The structure is developed through 20 clusters, several of which intersect, oftentimes revealing Castiglioni’s design methodology. It begins with “The Grand Milan,” “Narrating Progress” and “Communicating”—rooms that show us how Castiglioni was an undisputed pioneer of the Milanese post-war period, during which Italian design emerged as some of the most interesting and innovative in the world. While Castiglioni designed objects in those years, he also created installations for exhibitions, trade fairs and corporate events—helping to understand and shape the direction modernity would take.
Other sections are more focused on objects and spaces, such as “Levels,” “Redesigning” and “Reiterating.” Here, we can see Castiglioni’s passion for taking classic furniture and making them current through repetition and redesign without fear of saying something already said.
Then there’s the real eye candy of the exhibition: a dark room intermittently lit by 100 Castiglioni-designed Parentesi lamps by Flos. “We did not want 100 candles, but 100 lamps,” says Urquiola. To revive Castiglioni’s adventurous spirit, the lamps were hacked, modified and merged with other lighting objects to form something one-of-a-kind and quite spectacular.
“Mirror / Reflection”, “Geometries” and “Void” focus on his search for simplification. “Castiglioni was not afraid of the void,” adds Urquiola. His quest for extreme simplicity remains an example for designers and architects of today. We find the classics that all design enthusiasts own—or would like to: Arco, Taraxacum, Taccia and Frisbi, just to name a few.
Castiglioni’s playful side is found in the final clusters: “Morphisms,” “To Serve and to Be Served,” “Playfulness” and “Ready Making.” Urquiola reminds us that he did not feel like an artist, but an author of functional projects.
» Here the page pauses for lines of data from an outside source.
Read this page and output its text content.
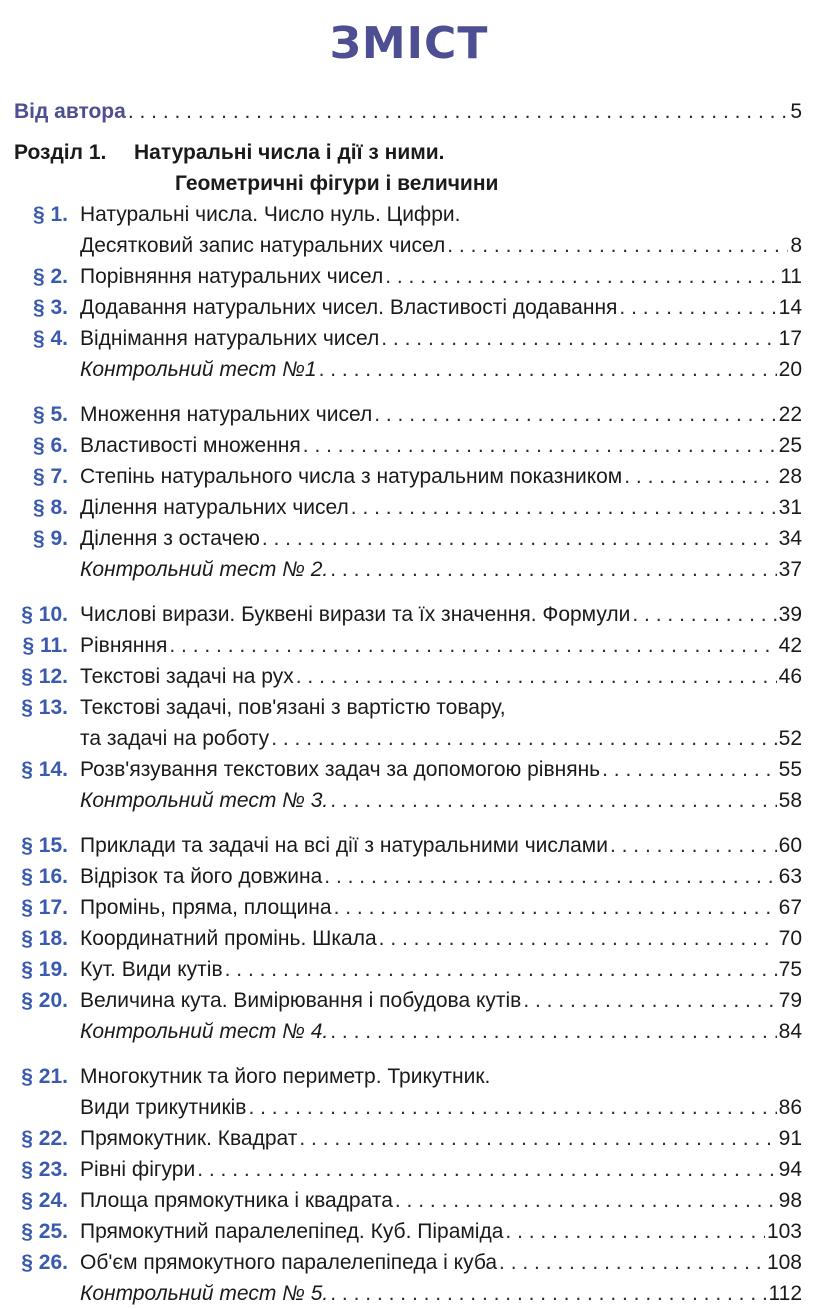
ЗМІСТ
Від автора . . .	5
Розділ 1. Натуральні числа і дії з ними.
Геометричні фігури і величини
§ 1. Натуральні числа. Число нуль. Цифри.
Десятковий запис натуральних чисел . . .	8
§ 2. Порівняння натуральних чисел . . .	11
§ 3. Додавання натуральних чисел. Властивості додавання . . .	14
§ 4. Віднімання натуральних чисел . . .	17
Контрольний тест №1 . . .	20
§ 5. Множення натуральних чисел . . .	22
§ 6. Властивості множення . . .	25
§ 7. Степінь натурального числа з натуральним показником . . .	28
§ 8. Ділення натуральних чисел . . .	31
§ 9. Ділення з остачею . . .	34
Контрольний тест № 2. . . .	37
§ 10. Числові вирази. Буквені вирази та їх значення. Формули . . .	39
§ 11. Рівняння . . .	42
§ 12. Текстові задачі на рух . . .	46
§ 13. Текстові задачі, пов'язані з вартістю товару,
та задачі на роботу . . .	52
§ 14. Розв'язування текстових задач за допомогою рівнянь . . .	55
Контрольний тест № 3. . . .	58
§ 15. Приклади та задачі на всі дії з натуральними числами . . .	60
§ 16. Відрізок та його довжина . . .	63
§ 17. Промінь, пряма, площина . . .	67
§ 18. Координатний промінь. Шкала . . .	70
§ 19. Кут. Види кутів . . .	75
§ 20. Величина кута. Вимірювання і побудова кутів . . .	79
Контрольний тест № 4. . . .	84
§ 21. Многокутник та його периметр. Трикутник.
Види трикутників . . .	86
§ 22. Прямокутник. Квадрат . . .	91
§ 23. Рівні фігури . . .	94
§ 24. Площа прямокутника і квадрата . . .	98
§ 25. Прямокутний паралелепіпед. Куб. Піраміда . . .	103
§ 26. Об'єм прямокутного паралелепіпеда і куба . . .	108
Контрольний тест № 5. . . .	112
His approach to readymade was that of a maker. He was a designer who wanted to make new design objects out of known ones. The fishing rod and the car headlight merge to give life to the Toio lamp; beautiful and functional. The bicycle saddle and the milking chair come together to become Sella; a seat designed to be comfortable during phone calls. Lampadina is a lamp in which the film reel has the precise function of rolling the electric wire.
The last objects are presented through a dynamic installation curated by Sony Design, which continues their experiments presented during the Milan Design Week with the inspiring “Hidden Senses” project. Those who take a seat on the tractor-inspired Mezzadro will experience the feeling of being on an agricultural machine in the fields while seeing the magic of Castiglioni come to life through technology.
A Castiglioni is on show now through 20 January 2019 at La Triennale di Milano.